GR 109087; (April, 2001) (Digest)
G.R. No. 109087. May 9, 2001.
RODZSSEN SUPPLY CO. INC., petitioner, vs. FAR EAST BANK & TRUST CO., respondent.
FACTS
Petitioner Rodzssen Supply Co. Inc. opened a 30-day domestic letter of credit (LC) with respondent Far East Bank and Trust Co. to purchase five hydraulic loaders from Ekman and Company, Inc. The LC was subsequently amended, extending its validity until October 16, 1979. Three units were delivered and paid for. The remaining two units, valued at P76,000, were delivered to and accepted by Rodzssen, but the delivery occurred after the LC’s expiry date. Despite the expiration, Ekman presented the shipping documents to Far East Bank, which then paid Ekman the P76,000. The bank demanded reimbursement from Rodzssen, which refused, arguing the bank acted negligently by paying on an expired LC. Rodzssen offered to return the two loaders, but this offer was made three years after receipt.
ISSUE
The primary issue is whether Rodzssen is liable to reimburse Far East Bank for the P76,000 paid to Ekman for the two hydraulic loaders delivered after the letter of credit’s expiration.
RULING
The Supreme Court affirmed Rodzssen’s liability, applying the principles of solutio indebiti and unjust enrichment. The legal logic is grounded in mutual negligence and equity. While the bank was negligent in paying Ekman after the LC had expired, Rodzssen was likewise negligent in accepting and retaining the two units of equipment without immediate objection or offer to return them upon delivery. The Court held that the fault of one party cancels the negligence of the other, preventing Rodzssen from using the bank’s lapse to escape its own obligation.

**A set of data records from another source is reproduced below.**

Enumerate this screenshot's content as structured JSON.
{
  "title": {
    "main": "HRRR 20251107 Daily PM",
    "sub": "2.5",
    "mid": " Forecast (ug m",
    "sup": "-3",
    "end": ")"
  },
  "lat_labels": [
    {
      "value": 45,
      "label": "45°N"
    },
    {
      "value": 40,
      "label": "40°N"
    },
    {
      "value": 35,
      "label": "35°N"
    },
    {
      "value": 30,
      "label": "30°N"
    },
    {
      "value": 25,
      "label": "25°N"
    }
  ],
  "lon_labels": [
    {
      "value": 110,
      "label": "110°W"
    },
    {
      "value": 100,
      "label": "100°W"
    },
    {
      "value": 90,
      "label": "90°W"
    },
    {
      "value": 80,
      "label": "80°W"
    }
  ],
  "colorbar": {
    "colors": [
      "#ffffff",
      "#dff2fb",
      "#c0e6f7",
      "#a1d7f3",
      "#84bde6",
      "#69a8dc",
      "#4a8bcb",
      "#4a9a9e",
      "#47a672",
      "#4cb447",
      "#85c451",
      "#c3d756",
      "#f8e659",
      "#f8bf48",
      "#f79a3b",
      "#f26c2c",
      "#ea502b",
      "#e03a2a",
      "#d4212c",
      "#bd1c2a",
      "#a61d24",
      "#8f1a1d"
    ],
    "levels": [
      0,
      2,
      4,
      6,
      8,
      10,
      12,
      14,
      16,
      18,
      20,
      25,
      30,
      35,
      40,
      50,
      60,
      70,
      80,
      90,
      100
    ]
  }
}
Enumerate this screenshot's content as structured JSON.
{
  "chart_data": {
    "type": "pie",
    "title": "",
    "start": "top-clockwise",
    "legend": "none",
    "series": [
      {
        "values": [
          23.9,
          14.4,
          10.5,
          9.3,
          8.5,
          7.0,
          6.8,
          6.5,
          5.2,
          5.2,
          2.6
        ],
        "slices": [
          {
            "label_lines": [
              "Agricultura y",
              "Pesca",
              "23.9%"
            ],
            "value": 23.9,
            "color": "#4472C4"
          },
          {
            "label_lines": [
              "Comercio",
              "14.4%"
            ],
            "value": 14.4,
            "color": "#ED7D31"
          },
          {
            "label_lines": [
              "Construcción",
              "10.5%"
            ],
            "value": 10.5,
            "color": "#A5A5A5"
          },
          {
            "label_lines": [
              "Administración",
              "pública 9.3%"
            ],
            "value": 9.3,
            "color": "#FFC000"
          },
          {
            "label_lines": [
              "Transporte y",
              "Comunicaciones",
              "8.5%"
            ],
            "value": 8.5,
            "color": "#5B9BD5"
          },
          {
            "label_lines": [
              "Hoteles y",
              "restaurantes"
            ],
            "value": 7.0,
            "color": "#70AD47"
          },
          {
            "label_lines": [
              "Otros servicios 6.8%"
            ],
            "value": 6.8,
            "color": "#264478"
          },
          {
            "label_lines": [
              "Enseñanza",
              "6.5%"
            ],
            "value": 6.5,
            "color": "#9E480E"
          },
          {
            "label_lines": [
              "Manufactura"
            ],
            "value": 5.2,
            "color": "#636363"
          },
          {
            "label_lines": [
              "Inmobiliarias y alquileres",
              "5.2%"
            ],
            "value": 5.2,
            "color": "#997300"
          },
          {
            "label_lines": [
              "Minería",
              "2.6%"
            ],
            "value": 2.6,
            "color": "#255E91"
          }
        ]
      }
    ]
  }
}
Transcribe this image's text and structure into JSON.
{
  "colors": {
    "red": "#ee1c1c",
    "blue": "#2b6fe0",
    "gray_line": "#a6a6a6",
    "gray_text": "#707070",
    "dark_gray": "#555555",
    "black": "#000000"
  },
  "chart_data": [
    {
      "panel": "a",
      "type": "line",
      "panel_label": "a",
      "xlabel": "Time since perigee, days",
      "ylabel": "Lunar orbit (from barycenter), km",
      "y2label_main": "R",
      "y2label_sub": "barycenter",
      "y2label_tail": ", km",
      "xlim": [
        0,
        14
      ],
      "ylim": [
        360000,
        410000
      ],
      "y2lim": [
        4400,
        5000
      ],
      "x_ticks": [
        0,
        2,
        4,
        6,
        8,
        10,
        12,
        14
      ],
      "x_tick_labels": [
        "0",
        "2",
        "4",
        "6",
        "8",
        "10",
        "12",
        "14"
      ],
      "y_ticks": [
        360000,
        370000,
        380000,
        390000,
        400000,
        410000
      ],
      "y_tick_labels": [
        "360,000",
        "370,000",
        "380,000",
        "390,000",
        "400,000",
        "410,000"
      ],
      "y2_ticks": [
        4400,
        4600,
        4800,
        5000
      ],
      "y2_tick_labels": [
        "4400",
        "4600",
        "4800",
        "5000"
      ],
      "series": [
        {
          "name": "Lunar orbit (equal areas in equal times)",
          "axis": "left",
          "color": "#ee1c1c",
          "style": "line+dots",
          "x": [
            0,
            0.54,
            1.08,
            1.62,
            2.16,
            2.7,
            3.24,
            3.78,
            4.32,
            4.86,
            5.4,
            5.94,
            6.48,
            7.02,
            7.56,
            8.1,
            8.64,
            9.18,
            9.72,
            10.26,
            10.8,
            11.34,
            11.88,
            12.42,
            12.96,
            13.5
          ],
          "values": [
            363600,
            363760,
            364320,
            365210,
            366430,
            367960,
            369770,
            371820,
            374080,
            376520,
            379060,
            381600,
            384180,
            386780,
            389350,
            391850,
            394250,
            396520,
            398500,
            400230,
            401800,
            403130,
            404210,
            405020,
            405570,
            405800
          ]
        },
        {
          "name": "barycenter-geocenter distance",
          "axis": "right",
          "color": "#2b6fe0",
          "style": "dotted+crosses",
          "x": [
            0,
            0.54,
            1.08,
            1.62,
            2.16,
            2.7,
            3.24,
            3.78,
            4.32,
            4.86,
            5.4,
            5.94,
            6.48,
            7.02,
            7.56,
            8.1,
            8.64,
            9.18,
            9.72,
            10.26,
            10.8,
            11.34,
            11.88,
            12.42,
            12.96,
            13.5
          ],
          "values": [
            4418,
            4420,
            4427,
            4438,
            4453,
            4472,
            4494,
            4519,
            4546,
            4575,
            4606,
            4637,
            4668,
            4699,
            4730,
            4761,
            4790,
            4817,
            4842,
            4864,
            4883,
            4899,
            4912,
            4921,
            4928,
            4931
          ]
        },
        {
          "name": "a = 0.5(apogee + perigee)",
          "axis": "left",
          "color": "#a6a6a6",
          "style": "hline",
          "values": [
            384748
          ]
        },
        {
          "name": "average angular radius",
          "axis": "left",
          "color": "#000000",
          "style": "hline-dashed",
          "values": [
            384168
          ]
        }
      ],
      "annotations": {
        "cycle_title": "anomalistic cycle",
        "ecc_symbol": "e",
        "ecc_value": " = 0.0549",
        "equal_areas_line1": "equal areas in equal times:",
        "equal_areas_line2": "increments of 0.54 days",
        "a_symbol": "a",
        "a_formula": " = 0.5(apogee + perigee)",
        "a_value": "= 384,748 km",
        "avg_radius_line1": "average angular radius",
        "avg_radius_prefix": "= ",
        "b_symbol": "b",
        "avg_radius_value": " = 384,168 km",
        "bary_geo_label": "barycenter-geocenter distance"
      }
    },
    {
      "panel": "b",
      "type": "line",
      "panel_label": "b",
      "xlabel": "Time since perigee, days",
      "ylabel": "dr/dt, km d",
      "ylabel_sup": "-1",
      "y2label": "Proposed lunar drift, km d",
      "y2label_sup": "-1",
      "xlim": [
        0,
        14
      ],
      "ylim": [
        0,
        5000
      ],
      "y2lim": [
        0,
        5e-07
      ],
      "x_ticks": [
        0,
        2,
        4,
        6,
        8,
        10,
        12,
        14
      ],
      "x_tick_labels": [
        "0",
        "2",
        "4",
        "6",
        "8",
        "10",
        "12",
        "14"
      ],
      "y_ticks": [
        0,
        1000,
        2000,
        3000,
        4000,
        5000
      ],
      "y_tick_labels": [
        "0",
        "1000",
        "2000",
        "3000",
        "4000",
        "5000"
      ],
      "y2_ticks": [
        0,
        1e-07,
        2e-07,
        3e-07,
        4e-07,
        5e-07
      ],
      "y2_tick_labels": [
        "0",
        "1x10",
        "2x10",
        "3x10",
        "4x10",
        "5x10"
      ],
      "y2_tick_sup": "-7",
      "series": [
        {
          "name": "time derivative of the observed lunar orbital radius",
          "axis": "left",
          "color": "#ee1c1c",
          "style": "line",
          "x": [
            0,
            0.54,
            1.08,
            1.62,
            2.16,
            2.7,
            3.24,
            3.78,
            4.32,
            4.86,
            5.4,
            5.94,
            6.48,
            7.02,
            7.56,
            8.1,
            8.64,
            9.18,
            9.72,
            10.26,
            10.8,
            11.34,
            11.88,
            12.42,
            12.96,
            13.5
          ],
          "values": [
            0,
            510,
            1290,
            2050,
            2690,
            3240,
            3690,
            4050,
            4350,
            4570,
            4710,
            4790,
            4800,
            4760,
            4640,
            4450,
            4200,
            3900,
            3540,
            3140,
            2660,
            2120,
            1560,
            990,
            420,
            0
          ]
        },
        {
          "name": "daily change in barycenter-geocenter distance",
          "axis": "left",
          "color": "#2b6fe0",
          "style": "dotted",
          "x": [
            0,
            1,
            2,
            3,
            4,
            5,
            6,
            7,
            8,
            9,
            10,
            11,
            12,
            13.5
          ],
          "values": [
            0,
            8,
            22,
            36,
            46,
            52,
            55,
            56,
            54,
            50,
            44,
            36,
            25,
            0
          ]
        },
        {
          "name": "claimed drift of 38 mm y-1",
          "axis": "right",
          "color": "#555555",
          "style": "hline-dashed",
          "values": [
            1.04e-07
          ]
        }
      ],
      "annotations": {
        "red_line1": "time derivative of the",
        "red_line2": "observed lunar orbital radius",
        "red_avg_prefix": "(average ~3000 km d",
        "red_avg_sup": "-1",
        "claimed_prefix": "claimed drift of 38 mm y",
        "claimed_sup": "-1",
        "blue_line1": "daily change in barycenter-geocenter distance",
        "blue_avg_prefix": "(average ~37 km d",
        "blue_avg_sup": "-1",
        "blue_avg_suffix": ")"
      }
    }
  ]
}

By voluntarily accepting the goods and using them for three years before offering their return, Rodzssen was deemed to have ratified the delivery and incurred an obligation to pay. To allow Rodzssen to keep the equipment without payment would result in unjust enrichment at the bank’s expense, which is prohibited by law. The Court modified the interest rate to 6% per annum from the date of demand, as the obligation did not arise from a loan or forbearance of money, and deleted the award of attorney’s fees due to the mutual negligence of both parties.